MS has grown big, it has eaten into both small and big ISVs, they have the resources and know-how to kill entire industries if they focus their attention to, and the inclination to.
MS has grown big because it let people do what they wanted with the platform (more or less), so it allowed the spawn of the largest ecosystem of software and hardware the IT industry has ever had. They killed most if not all the big players who owned the industry before them.
As everybody points out MS's main bacon is business, essentially AD + Exchange + Windows client, they have such a grip on the market with this combo that they can afford poking a finger on their customers and they ask for more. People is just used to windows and the windows way of thinking.
The only part of the whole ecosystem MS doesn't control completely is 3rd party applications, any vendor with sufficient "push" like google, mozilla can come and build something that runs on windows better than a windows component ie: chrome, firefox.

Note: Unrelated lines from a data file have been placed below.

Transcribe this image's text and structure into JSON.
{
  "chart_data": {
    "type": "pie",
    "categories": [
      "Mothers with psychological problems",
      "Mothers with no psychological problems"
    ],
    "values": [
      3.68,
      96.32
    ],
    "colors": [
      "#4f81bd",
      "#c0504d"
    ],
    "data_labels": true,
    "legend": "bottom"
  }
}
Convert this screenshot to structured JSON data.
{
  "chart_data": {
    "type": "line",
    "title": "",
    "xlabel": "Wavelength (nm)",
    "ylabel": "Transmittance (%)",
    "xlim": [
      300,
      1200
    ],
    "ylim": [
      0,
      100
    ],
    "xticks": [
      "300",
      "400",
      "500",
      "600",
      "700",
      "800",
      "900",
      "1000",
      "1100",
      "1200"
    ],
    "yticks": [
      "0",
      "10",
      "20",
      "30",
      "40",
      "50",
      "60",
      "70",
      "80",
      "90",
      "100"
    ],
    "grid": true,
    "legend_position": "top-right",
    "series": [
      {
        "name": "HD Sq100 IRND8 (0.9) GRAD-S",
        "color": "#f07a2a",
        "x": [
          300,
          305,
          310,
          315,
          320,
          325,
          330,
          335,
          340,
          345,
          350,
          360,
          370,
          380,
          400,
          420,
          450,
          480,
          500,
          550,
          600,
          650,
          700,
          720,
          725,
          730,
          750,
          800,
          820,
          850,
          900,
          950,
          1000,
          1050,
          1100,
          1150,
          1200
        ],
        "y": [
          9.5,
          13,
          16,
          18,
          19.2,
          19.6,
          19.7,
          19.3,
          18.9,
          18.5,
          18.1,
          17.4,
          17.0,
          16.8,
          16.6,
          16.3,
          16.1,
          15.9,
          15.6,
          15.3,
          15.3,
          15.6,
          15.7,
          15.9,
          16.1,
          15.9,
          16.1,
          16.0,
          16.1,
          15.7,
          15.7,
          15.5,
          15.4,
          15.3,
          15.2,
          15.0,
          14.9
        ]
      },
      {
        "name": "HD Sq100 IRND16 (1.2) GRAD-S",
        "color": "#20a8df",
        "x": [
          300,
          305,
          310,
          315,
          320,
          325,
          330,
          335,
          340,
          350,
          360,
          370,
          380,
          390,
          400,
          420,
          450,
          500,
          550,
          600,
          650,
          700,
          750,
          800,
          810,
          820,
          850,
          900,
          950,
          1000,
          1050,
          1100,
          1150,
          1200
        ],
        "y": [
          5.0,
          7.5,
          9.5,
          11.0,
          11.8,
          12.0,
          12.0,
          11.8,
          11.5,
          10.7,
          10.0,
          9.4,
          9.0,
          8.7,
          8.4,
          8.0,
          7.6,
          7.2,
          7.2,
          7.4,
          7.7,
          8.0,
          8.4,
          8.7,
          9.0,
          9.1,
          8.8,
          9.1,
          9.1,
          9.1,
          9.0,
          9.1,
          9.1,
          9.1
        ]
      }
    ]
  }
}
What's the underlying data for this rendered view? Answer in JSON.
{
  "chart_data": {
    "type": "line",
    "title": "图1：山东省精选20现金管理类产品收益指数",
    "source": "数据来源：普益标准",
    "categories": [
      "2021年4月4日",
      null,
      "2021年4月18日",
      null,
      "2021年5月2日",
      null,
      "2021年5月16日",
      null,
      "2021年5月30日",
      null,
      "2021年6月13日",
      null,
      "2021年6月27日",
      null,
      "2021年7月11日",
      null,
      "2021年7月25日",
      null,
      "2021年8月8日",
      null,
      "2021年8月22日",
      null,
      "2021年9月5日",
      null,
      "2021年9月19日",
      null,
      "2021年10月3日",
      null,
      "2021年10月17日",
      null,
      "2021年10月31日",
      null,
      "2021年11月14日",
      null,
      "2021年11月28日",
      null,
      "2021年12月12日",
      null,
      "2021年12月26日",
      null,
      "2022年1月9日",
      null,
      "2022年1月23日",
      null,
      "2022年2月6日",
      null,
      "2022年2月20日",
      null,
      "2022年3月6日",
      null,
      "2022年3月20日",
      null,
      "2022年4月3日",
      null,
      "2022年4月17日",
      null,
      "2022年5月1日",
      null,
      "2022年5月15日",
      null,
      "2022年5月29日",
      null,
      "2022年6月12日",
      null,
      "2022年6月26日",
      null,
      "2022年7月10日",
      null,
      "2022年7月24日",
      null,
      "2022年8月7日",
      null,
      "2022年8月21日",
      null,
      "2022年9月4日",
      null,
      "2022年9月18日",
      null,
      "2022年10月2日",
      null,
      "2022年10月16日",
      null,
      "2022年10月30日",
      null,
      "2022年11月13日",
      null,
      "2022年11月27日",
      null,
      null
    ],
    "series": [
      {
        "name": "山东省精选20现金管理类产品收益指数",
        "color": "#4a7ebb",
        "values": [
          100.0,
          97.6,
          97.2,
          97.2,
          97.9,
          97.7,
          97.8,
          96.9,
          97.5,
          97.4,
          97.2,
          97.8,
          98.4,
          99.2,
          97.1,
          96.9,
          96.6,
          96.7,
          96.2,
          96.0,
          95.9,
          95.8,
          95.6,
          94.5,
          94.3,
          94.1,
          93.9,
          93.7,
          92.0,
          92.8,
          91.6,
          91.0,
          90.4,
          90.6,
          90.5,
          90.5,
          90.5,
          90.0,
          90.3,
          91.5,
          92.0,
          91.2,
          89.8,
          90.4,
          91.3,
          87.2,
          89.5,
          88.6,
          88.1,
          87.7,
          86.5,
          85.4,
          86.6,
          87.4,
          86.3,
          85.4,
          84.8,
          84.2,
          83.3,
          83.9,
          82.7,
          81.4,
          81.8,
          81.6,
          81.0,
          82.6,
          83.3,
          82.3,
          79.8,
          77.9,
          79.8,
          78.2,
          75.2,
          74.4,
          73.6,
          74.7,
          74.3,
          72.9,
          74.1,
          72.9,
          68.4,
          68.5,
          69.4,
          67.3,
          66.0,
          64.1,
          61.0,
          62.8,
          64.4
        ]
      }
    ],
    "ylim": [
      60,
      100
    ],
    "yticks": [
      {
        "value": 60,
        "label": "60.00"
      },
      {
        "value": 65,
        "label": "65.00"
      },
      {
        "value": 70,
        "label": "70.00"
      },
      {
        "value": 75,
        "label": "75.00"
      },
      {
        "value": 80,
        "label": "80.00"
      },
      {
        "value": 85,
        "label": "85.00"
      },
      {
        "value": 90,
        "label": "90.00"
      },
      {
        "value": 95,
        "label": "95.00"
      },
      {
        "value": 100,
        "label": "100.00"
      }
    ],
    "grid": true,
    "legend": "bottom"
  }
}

Suddenly all this work of producing a cohesive end-to-end business environment (or one that MS can control) is gone. You do not need IE anymore, loses the grip on the most desirable tech ever... the internet.
How do they prevent this? well, Apple had a nice idea with their wallet garden, and a brilliant implementation: Their APP store, if they were to produce one for Windows, they can A) close the door to 3rd parties disrupting their environment, b) get even more money c) Control the main or universal windows communication mecanism, your windows screen to push MS messages, ads, etc. d) offer to the windows-addicted masses even more control over the application delivery mecanisms, eventualy disabling the ability of the user to install software locally if not via the windows app store, esentially reducing the likelyhood of getting viruses or unsactioned apps.
Resuming, this is all part of a 10 year plan to transform the windows ecosystem into something were no-one else but Microsoft can tell what to run where and how much you have to pay.
If you're an ISV and want to play ball on Windows, you complay and pay your share to MS, if your app proves to be popular, or you discover a profitability niche, Microsoft will have that information on their database, and who knows they could even use it to their advantage.
People, the PC platform is only good if open, if turned into a walled garden the PC is nothing more than a remote terminal, a sort of distributed mainframe always dependant on the mothership.
And the reason this is happening is because MS as a business runs on what Gates and Ballmer learn during the 80's if you let competition thrive eventually you wither away because somebody else will come with the next best thing.
You have to realise that there are a lot of penguins out there, some are very clumsy, some are doing nice tricks, they are evolving at a fast rabid pace, most of the time for free (It has a cost I know), eventually one of them will become popular, and we do not want people to discover that it is good enough.